この作品のこの場面で(あるいは作品全体として)作者は何を言いたかったのか?という問の立て方がある。と同時に、ご承知のように、すぐれた作品は「原作者ひとりのプロット」にとどまらない。それは原作者自身が意図・意識・予想していなかった解釈を与えられるだろう。つまらない作品なら結果として作者ひとりのものかもしれない。しかし、多くの作品は、結果として多かれ少なかれほかのストリームを触発する。
そもそも作者などいない、とも言える。実際、詩聖ホメーロスは、こんにち的な意味では存在していないと考えられる。いたとしたら、たぶんカレワラにおけるリュンロットのような役割だろう。ホメーロスにとってイーリアスは人間のドラマというより「機械的な美しさをもった響きのストリーム」であったに違いない。実際、これは文学作品でなく、音のストリームだ。今で言えば音楽の歌曲に近いし、言うまでもなくミューズの領域だ。
そして、そもそも作品などない、とも言える。ホメーロスがホメーロスの世界で完結していると考える人は、いない。作品には音楽のように時間的な始まりと終わりがありえるが、時には3000年たってもまだ続いているし、そもそもの始まりも分からないことも多い。消えたようでも音は時間の記憶としてかすかに漂っている。

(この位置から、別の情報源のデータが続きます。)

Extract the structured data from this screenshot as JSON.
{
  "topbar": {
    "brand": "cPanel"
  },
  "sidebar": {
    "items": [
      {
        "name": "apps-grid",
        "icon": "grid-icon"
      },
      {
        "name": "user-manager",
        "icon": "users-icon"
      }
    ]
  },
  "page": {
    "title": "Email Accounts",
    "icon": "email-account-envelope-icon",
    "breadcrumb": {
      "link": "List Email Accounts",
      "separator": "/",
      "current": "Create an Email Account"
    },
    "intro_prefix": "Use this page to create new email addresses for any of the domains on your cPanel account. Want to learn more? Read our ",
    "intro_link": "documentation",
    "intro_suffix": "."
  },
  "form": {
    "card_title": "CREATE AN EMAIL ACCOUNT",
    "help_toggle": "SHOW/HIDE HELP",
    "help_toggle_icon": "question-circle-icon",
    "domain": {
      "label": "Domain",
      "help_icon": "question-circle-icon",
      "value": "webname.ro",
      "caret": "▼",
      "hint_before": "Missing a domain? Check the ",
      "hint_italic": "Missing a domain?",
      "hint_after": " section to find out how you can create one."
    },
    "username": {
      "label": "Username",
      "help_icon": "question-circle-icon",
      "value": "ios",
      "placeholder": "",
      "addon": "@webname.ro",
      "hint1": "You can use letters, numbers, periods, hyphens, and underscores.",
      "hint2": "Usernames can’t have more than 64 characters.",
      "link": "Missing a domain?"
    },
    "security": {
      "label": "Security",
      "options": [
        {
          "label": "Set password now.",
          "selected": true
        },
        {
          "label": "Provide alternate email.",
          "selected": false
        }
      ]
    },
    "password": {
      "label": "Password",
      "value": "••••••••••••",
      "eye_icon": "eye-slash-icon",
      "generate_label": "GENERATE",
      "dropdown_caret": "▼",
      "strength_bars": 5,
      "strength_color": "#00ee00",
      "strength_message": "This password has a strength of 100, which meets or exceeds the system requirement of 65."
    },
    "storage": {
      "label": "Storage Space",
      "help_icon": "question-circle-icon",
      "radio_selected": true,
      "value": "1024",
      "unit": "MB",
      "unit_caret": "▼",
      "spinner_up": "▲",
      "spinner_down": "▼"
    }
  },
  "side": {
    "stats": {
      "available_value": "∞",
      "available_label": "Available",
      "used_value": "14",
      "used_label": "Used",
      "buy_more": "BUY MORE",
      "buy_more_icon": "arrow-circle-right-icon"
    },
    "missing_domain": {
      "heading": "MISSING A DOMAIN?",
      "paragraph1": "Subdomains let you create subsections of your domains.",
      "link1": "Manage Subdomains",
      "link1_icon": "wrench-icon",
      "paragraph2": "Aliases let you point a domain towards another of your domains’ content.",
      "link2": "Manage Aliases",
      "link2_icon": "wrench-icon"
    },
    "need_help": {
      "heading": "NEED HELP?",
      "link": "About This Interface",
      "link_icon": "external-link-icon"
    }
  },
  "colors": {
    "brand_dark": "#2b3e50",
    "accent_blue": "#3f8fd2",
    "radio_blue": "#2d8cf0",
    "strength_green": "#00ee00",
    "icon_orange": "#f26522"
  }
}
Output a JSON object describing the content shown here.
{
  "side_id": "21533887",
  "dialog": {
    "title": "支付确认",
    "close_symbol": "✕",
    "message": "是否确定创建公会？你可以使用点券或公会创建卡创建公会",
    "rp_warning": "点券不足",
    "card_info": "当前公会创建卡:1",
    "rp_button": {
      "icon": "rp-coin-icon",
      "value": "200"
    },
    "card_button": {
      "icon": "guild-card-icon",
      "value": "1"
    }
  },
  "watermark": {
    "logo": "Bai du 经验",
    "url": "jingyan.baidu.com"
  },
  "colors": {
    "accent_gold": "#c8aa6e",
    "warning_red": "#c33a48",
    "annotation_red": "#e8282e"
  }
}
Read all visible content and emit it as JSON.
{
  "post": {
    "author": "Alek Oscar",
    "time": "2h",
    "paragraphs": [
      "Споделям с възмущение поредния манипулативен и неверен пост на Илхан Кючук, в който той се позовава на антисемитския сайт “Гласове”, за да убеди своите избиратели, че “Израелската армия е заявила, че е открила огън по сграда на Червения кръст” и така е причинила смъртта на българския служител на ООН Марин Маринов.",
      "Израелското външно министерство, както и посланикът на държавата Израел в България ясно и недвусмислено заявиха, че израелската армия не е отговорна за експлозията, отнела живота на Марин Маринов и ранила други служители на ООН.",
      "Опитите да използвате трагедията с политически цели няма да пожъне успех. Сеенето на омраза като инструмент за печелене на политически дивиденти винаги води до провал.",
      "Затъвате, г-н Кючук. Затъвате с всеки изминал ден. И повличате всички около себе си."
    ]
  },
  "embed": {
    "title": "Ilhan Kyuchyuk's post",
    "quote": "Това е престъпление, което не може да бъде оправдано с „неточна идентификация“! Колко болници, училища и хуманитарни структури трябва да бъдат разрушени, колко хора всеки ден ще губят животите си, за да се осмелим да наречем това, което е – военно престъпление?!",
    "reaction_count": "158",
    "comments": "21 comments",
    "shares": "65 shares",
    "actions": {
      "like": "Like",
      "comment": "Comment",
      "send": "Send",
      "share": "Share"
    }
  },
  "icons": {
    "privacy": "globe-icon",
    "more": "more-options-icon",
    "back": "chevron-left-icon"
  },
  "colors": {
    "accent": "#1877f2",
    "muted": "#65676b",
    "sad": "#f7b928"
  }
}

音楽の場合、「これは何かを言うためにあるのでなく、これ自体です」という意味が、わりと分かってもらえるだろう。コトバには意味があると思われがちで実際、意味があることが多いが、ときには音響詩もある。「ゼファリーアン 西風さん」「ジプソフィラ かすみそう」というとき、べつに何も言いたくなくて「ゼファリーアン」とか「ジプソフィラ」という響きに耳をすましている。分かるかたには分かるだろう。だから「エレン・シーラ・ルーメン・ノメンティエルボ」とは「エレン・シーラ・ルーメン・ノメンティエルボ」でいいのだ。
「エレン・シーラ・ルーメン・ノメンティエルボ」「エレン・シーラ・ルーメン・ノメンティエルボ」と何度も何度も歌うように繰り返し、きゃはっ、きゃはっ、キレイな音!とぴょんぴょん飛び跳ねるのだ。